High standards of living come from savings, which are generated from productive jobs. Those high standards of living you are talking about were built on old America that was productive + the new America, where reckless access to cheap credit also helped to increase standards of living (albeit temporarily and with the price that we all pay now).

The success of financial institutions was mainly the result of that recklesness. And this is coming to an end. at least the end of the investment banking as we knew it.

Oh yeah, and NY economy is << US economy whether you like it or not.
and even for the NY economy, it's a bit of a stretch (to say the least) that it's economy revolves around Wall Street.

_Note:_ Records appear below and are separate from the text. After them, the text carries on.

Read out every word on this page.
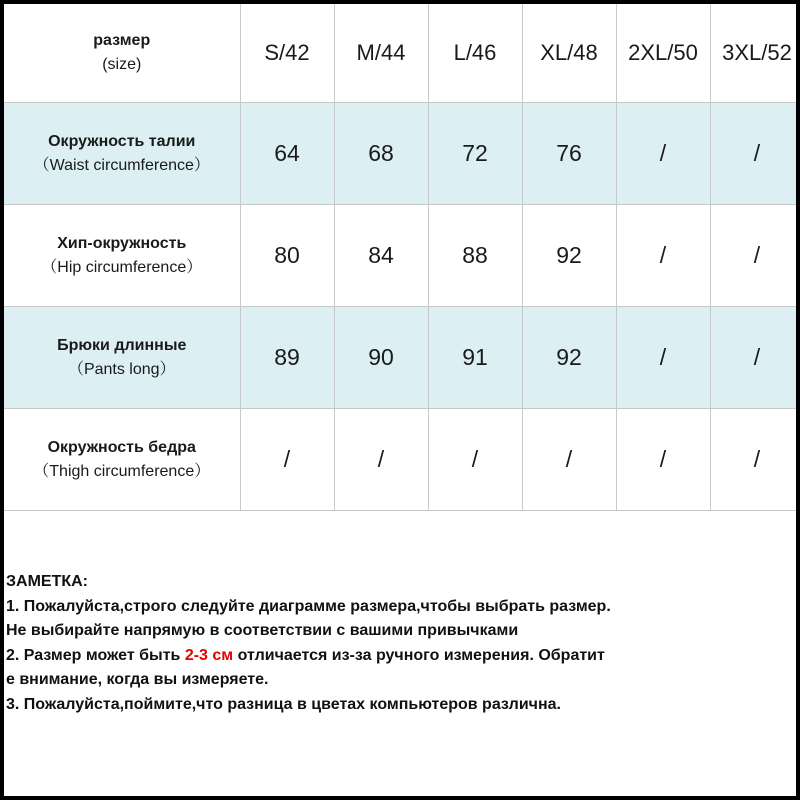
размер
(size)	S/42	M/44	L/46	XL/48	2XL/50	3XL/52

Окружность талии
（Waist circumference）	64	68	72	76	/	/

Хип-окружность
（Hip circumference）	80	84	88	92	/	/

Брюки длинные
（Pants long）	89	90	91	92	/	/

Окружность бедра
（Thigh circumference）	/	/	/	/	/	/

ЗАМЕТКА:

1. Пожалуйста,строго следуйте диаграмме размера,чтобы выбрать размер.

Не выбирайте напрямую в соответствии с вашими привычками

2. Размер может быть 2-3 см отличается из-за ручного измерения. Обратит

е внимание, когда вы измеряете.

3. Пожалуйста,поймите,что разница в цветах компьютеров различна.
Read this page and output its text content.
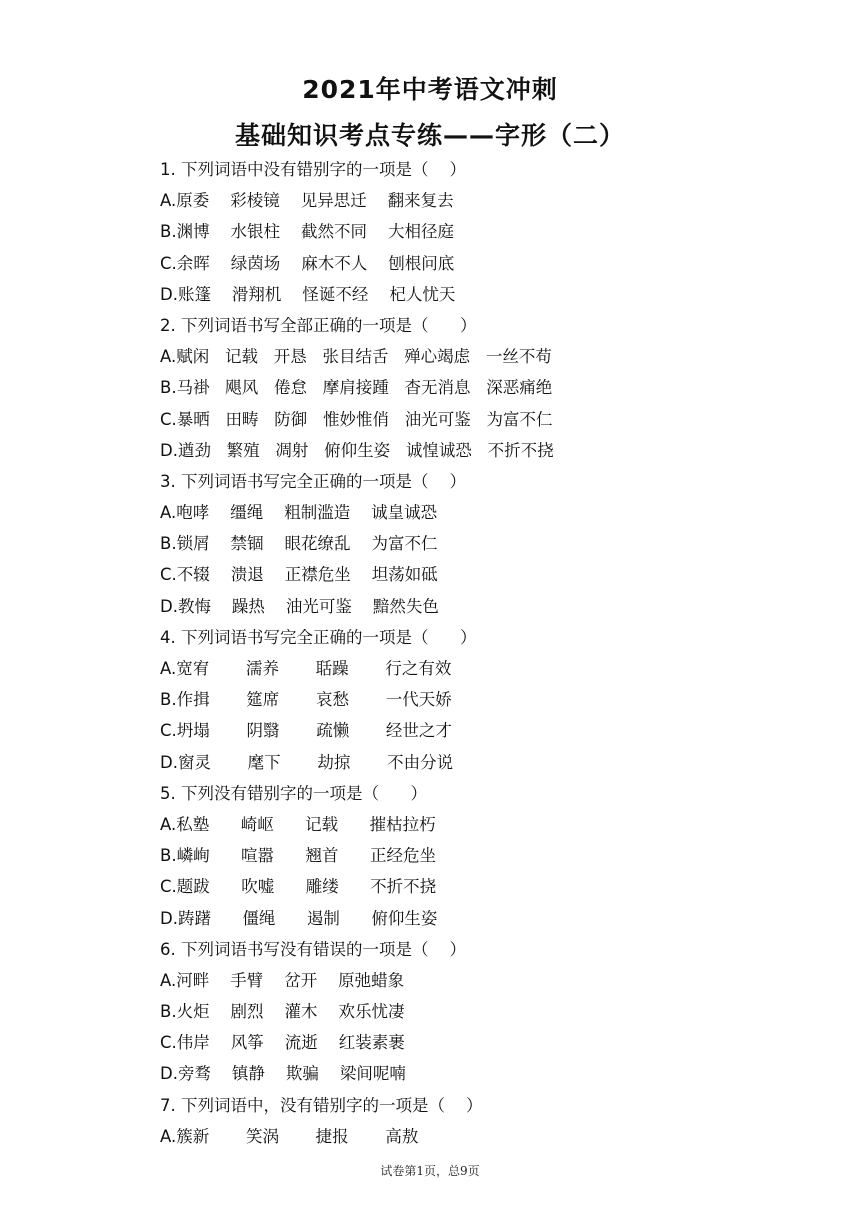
2021年中考语文冲刺
基础知识考点专练——字形（二）

1. 下列词语中没有错别字的一项是（    ）

A.原委    彩棱镜    见异思迁    翻来复去

B.渊博    水银柱    截然不同    大相径庭

C.余晖    绿茵场    麻木不人    刨根问底

D.账篷    滑翔机    怪诞不经    杞人忧天

2. 下列词语书写全部正确的一项是（      ）

A.赋闲   记载   开恳   张目结舌   殚心竭虑   一丝不苟

B.马褂   飓风   倦怠   摩肩接踵   杳无消息   深恶痛绝

C.暴晒   田畴   防御   惟妙惟俏   油光可鉴   为富不仁

D.遒劲   繁殖   凋射   俯仰生姿   诚惶诚恐   不折不挠

3. 下列词语书写完全正确的一项是（    ）

A.咆哮    缰绳    粗制滥造    诚皇诚恐

B.锁屑    禁锢    眼花缭乱    为富不仁

C.不辍    溃退    正襟危坐    坦荡如砥

D.教悔    躁热    油光可鉴    黯然失色

4. 下列词语书写完全正确的一项是（      ）

A.宽宥       濡养       聒躁       行之有效

B.作揖       筵席       哀愁       一代天娇

C.坍塌       阴翳       疏懒       经世之才

D.窗灵       麾下       劫掠       不由分说

5. 下列没有错别字的一项是（      ）

A.私塾      崎岖      记载      摧枯拉朽

B.嶙峋      喧嚣      翘首      正经危坐

C.题跋      吹嘘      雕缕      不折不挠

D.踌躇      僵绳      遏制      俯仰生姿

6. 下列词语书写没有错误的一项是（    ）

A.河畔    手臂    岔开    原弛蜡象

B.火炬    剧烈    灌木    欢乐忧凄

C.伟岸    风筝    流逝    红装素裹

D.旁骛    镇静    欺骗    梁间呢喃

7. 下列词语中，没有错别字的一项是（    ）

A.簇新       笑涡       捷报       高敖

试卷第1页，总9页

---------- Post added at 01:57 AM ---------- Previous post was at 01:55 AM ----------

Invalid point.In this case, let's consider the president or an army general. Their decisions can lead to immediate loss of lives. It sounds like they have a massive negative impact.

sure, you can consider the general, the president, well, the God himself...the question is, how on earth is this relevant to the discussion?
 
Yep. and that is why we all see Joe thriving at the moment while bankers are getting their bonuses.....:-k

Joe profits indirectly as I suggested. I am not saying that he should be happy that other people are getting a bonus.
Just that when people were laid off, Joe lost his clients as well and he was in trouble.

High standards of living come from savings, which are generated from productive jobs. Those high standards of living you are talking about were built on old America that was productive + the new America, where reckless access to cheap credit also helped to increase standards of living (albeit temporarily and with the price that we all pay now).

This is your opinion, but it's not based on numbers. At the moment services covers almost 80% of U.S. GDP. An important percentage from services is financial services. U.S. banks making profits across the world will pay taxes here.

The success of financial institutions was mainly the result of that recklesness. And this is coming to an end. at least the end of the investment banking as we knew it.

The "recklesness" was some poor risk management. That will continue to improve gradually. Same "recklesness" produced profits in the past 30 years for entire society. Also, same "recklesness" will continue in the following years.
So perhaps this is a normal state, perhaps it's like the joke: "sanity is just another sign of the disease"

Oh yeah, and NY economy is << US economy whether you like it or not. and even for the NY economy, it's a bit of a stretch (to say the least) that it's economy revolves around Wall Street.

New York economy covers directly 1.1 trillion, about 8% of total U.S. economy.
However financial services have a significant presence in other cities as well (Chicago, San Francisco, Houston).
About 35% of New York employment is in financial services. If we add all direct dependents and related jobs (services for financial companies) then we go over 65-70%. I would say that is pretty significant.

sure, you can consider the general, the president, well, the God himself...the question is, how on earth is this relevant to the discussion?

This is a "stretched" example to your logic about the value of a job.
Since this was given by the possible negative impact, then cleaners are good, bankers not. Following the logic, a president would be the worst.